The key clients are electric power distribution companies - whether owned by the state or private. Sync charges them an annual licence fee to access its advanced cloud computing resources. The fee is set based on the size of simulations the electric utility typically has to undertake.
Recently, following the aftermath of Amphan in West Bengal, Sync decided to offer its asset damage prediction technologies for free to emergency response NGOs, rural block development officers, and research organisations.
“Our core mission is to light up people’s lives in any way we possibly can, and to make disasters less dark and the recovery less messy. We will do anything to stay true to our mission,” says Sayonsom.
The business model
Sync Energy works as a simulations-as-a-service provider. Sayonsom says the team defines its unit as the cost to perform simulations required to predict the probability of damages suffered to serve one customer. Citing an example, he says:
“Our revenue forecasts are based on the number of customers served by the utility and the number of planning and emergency response activities that are done.”
“Our analytics could potentially save the utility millions in disaster-related damages. We provide a great financial advantage for the electric utilities for a strategy stand-point,” he adds.
Since both the threats faced by the power grid and the demand for reliable electric power are growing year-on-year, the startup’s revenue forecasts are looking strong for the foreseeable future.
Market and future
There are several startups like
in the data and energy space and Blume Ventures-backed , an IoT-driven energy data analytics company working in this sector.A study by research firm IDC estimates that by 2020 there will be over 28 billion objects with data exchange capabilities.
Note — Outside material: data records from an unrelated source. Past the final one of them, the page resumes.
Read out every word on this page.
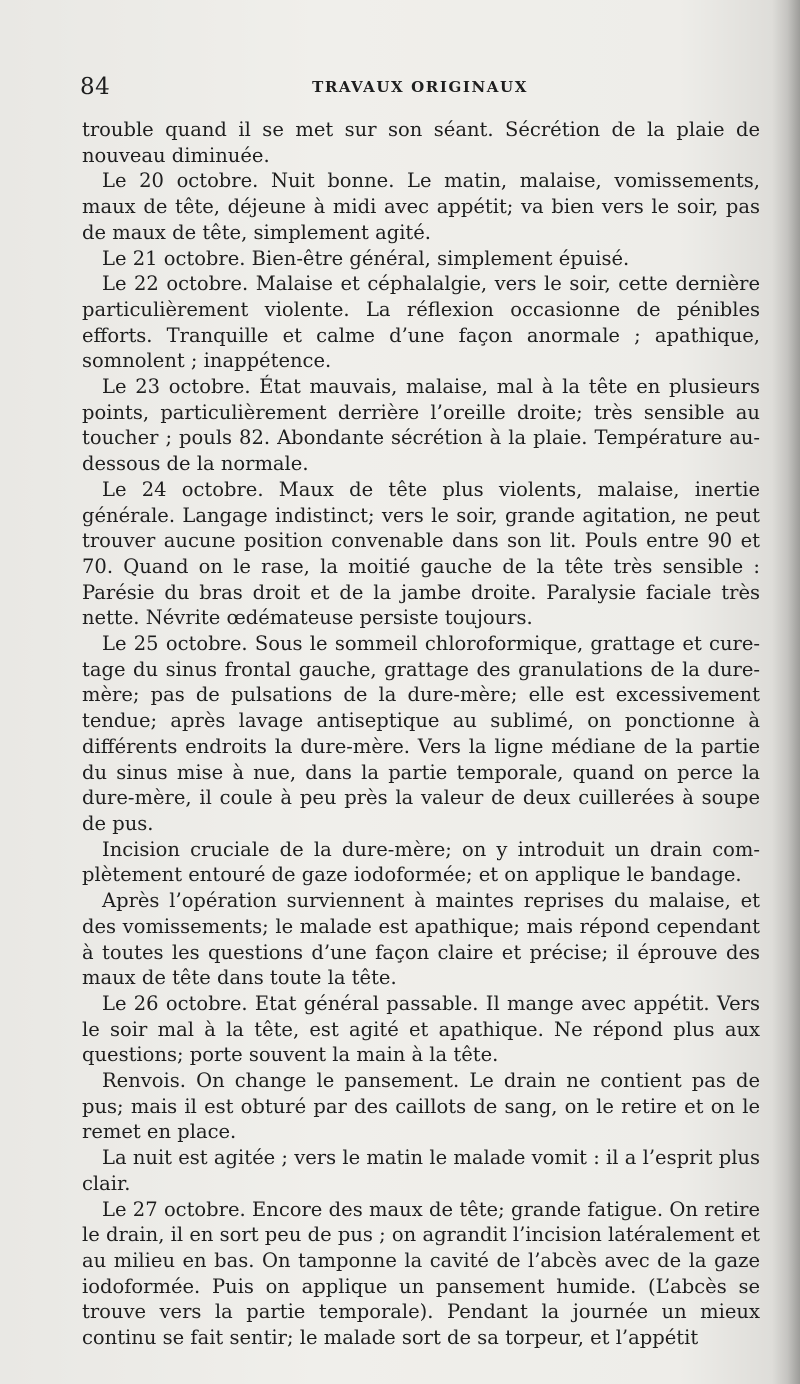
84	TRAVAUX ORIGINAUX

trouble quand il se met sur son séant. Sécrétion de la plaie de nouveau diminuée.

Le 20 octobre. Nuit bonne. Le matin, malaise, vomissements, maux de tête, déjeune à midi avec appétit; va bien vers le soir, pas de maux de tête, simplement agité.

Le 21 octobre. Bien-être général, simplement épuisé.

Le 22 octobre. Malaise et céphalalgie, vers le soir, cette dernière particulièrement violente. La réflexion occasionne de pénibles efforts. Tranquille et calme d’une façon anormale ; apathique, somnolent ; inappétence.

Le 23 octobre. État mauvais, malaise, mal à la tête en plusieurs points, particulièrement derrière l’oreille droite; très sensible au toucher ; pouls 82. Abondante sécrétion à la plaie. Température au-dessous de la normale.

Le 24 octobre. Maux de tête plus violents, malaise, inertie générale. Langage indistinct; vers le soir, grande agitation, ne peut trouver aucune position convenable dans son lit. Pouls entre 90 et 70. Quand on le rase, la moitié gauche de la tête très sensible : Parésie du bras droit et de la jambe droite. Paralysie faciale très nette. Névrite œdémateuse persiste toujours.

Le 25 octobre. Sous le sommeil chloroformique, grattage et curetage du sinus frontal gauche, grattage des granulations de la dure-mère; pas de pulsations de la dure-mère; elle est excessivement tendue; après lavage antiseptique au sublimé, on ponctionne à différents endroits la dure-mère. Vers la ligne médiane de la partie du sinus mise à nue, dans la partie temporale, quand on perce la dure-mère, il coule à peu près la valeur de deux cuillerées à soupe de pus.

Incision cruciale de la dure-mère; on y introduit un drain complètement entouré de gaze iodoformée; et on applique le bandage.

Après l’opération surviennent à maintes reprises du malaise, et des vomissements; le malade est apathique; mais répond cependant à toutes les questions d’une façon claire et précise; il éprouve des maux de tête dans toute la tête.

Le 26 octobre. Etat général passable. Il mange avec appétit. Vers le soir mal à la tête, est agité et apathique. Ne répond plus aux questions; porte souvent la main à la tête.

Renvois. On change le pansement. Le drain ne contient pas de pus; mais il est obturé par des caillots de sang, on le retire et on le remet en place.

La nuit est agitée ; vers le matin le malade vomit : il a l’esprit plus clair.

Le 27 octobre. Encore des maux de tête; grande fatigue. On retire le drain, il en sort peu de pus ; on agrandit l’incision latéralement et au milieu en bas. On tamponne la cavité de l’abcès avec de la gaze iodoformée. Puis on applique un pansement humide. (L’abcès se trouve vers la partie temporale). Pendant la journée un mieux continu se fait sentir; le malade sort de sa torpeur, et l’appétit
“Our software is for mission-critical applications with no room for error. It took us four years of intense research and development and attention to detail to build the minimum viable product that was ready for testing at the industrial scale,” says Sayonsom.
The backend technology costs more than $300,00 over four years, including the time put in by the co-founders to build the predictive analytics brain of Sync.
The front-end development costs were around $15,000 and there are fixed ongoing costs associated with cloud computing for building and training the machine learning models. The startup has raised funding from a leading US-based accelerator.
For the last two years, Sync Energy worked solely with electric utilities, helping them make emergency response planning simpler, smarter, and safer.
“The coronavirus pandemic has shown us how interconnected and interdependent we are. Thus, we realised that if we are to achieve true resilience, it has to be inclusive, all-pervasive, and holistic,” says Sayonsom.
This year, the team is expanding to communities without smart grid technologies. It is helping local authorities and disaster response teams in those areas by predicting the disruption to their fragile supply chains, and providing them with planning and preparation resources to live through the difficult days.
Sayonsom says, “We are building a paradigm for modern, data-driven storytelling to prepare communities and companies to be resilient by predicting what’s the worst that can happen to them, and what’s our plan to help them recover -before the event happens. In addition to rapidly adding clients to our predictive analytics platform, we plan to grow by creating an optimum marketplace with vendors offering resilience-enabling products and technologies, and taking them to people and communities in need, and those who can support them.”